An MIT study has taken a significant step towards the development of computational models capable of mimicking the structure and function of the human auditory system. The models could have applications in the production of improved hearing aids, cochlear implants, and brain-machine interfaces. The researchers discovered that modern machine learning-derived computational models are progressing towards this objective and demonstrated that the majority of these models generate internal representations similar to those seen in the human brain when listening to the same sounds.
This study was praised for being the most comprehensive to date in comparing these kinds of models to the human auditory system. It found that models trained on auditory input including background noise more accurately mirrored the activation patterns of the human auditory cortex. The researchers analysed nine deep neural network models which had been trained to perform auditory tasks and developed 14 of their own. These models were mostly trained to perform a single task, such as word recognition or identifying sounds.

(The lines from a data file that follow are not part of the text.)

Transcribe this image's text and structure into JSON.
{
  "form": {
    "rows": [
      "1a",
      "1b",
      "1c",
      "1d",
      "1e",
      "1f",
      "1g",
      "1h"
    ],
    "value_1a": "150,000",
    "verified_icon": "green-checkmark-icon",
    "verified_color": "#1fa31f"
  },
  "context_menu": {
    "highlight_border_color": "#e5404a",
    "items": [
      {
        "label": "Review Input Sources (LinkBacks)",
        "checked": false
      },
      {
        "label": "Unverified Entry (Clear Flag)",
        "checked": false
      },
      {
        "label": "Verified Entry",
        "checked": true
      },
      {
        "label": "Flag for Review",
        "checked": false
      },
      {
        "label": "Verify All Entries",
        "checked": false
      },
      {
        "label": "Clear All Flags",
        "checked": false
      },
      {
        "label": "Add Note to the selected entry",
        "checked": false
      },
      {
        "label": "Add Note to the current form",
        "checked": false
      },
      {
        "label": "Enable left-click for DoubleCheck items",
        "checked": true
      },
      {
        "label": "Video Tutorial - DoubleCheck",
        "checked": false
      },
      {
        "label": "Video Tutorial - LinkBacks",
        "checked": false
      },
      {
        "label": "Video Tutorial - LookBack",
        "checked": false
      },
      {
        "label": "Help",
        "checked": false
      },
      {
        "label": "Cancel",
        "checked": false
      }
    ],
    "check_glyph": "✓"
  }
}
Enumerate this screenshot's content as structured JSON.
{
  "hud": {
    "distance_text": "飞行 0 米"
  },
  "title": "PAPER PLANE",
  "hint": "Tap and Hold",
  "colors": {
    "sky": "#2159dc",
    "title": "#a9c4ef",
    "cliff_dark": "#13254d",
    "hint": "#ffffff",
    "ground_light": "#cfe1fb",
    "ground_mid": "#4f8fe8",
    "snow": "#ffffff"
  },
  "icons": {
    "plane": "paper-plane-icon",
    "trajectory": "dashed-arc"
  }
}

Experimentation showed that the models which best represented the human brain had been trained on more than one task and included background noise in their auditory training. This multi-task and noise inclusion training made the models better at predicting human brain responses. This corresponds with the knowledge that human hearing often needs to process sounds in noisy environments.
Furthermore, the study suggests the human auditory cortex has a hierarchical organisation. Researchers found that earlier stages of the model most closely matched the primary auditory cortex, whilst later stages were more similar to the areas beyond the primary cortex. Models trained for different tasks better replicated different aspects of audition.
The MIT team now aim to use their findings to create even more successful models in mirroring human brain responses. Producing models capable of predicting brain responses could open many pathways for further research, leading to a better understanding of how the brain operates. Ultimately, these models could be utilised for the development of superior hearing aids, cochlear implants and brain-machine interfaces, optimising functionality for users.